Just the thing put in more bacteria that have resistance, understand the logic of FMT, but in patients with a compromised immune system - really?
Praise 1st: The FMT process is going to improve 10's if not 100's of millions of peoples lives around the world once refined. I also remember 1st read about it, thinking what an ingenious idea and that I would never have though of this transplant process. To those doing this research you have mine and many others praise for doing this work, it's as dirty as it gets with little recognition but it's going to pay off hugely, just like the blood transfusion process has. Negatives: You'd think they would have tested the FMT material for numerous infectious bacteria and viruses, that may be living in the material, before implanting this material into someone else with a weakened digestive system. They do this for blood transplants so why wouldn't you follow the same protocol for Fecal material, it's only numerous times more likely to have dangerous bacteria living in it. My guess is they probably were testing the blood and thought it would tell them if the FM was infected instead of just testing the FM.

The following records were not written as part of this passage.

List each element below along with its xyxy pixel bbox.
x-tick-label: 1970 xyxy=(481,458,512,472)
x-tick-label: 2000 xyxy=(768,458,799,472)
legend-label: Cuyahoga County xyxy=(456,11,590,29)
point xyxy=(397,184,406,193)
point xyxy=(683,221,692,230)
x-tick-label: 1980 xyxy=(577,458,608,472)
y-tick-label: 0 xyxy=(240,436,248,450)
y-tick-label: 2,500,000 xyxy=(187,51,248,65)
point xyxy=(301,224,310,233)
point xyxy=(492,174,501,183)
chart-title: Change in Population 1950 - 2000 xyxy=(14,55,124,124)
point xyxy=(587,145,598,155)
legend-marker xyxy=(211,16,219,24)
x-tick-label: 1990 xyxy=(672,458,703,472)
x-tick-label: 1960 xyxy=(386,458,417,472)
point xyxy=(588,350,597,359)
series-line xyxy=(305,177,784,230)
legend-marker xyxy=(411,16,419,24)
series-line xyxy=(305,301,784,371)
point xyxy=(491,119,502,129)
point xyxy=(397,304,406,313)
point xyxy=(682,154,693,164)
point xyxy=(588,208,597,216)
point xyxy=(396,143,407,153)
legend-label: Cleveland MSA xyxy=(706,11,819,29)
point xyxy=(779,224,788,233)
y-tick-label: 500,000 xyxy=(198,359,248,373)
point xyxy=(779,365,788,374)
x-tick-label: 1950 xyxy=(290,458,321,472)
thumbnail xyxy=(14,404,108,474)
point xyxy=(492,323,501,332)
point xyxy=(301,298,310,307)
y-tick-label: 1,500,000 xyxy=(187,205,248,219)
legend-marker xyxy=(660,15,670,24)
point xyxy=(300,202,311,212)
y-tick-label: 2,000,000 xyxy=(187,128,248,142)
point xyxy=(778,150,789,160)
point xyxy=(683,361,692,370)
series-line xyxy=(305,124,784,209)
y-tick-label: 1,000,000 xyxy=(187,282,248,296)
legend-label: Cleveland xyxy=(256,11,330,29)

Considering that FMT is an increasingly common procedure to restore a gut balance after the flora has been decimated by an onslaught of antibiotics, it makes so much sense that a fecal sample from that person be taken and stored before the antibiotics are administered. In this way they'll be able to re-introduce exactly what the gut had in it afterwards. Any downsides here?
The FDA, always slowing the trials for good research. The fecal transplants have been practiced worldwide to help patients with C Diff. I bet more of this procedures will not only prevent but cure many deceases and that poses a treat to big pharma.. FDA-Big friends.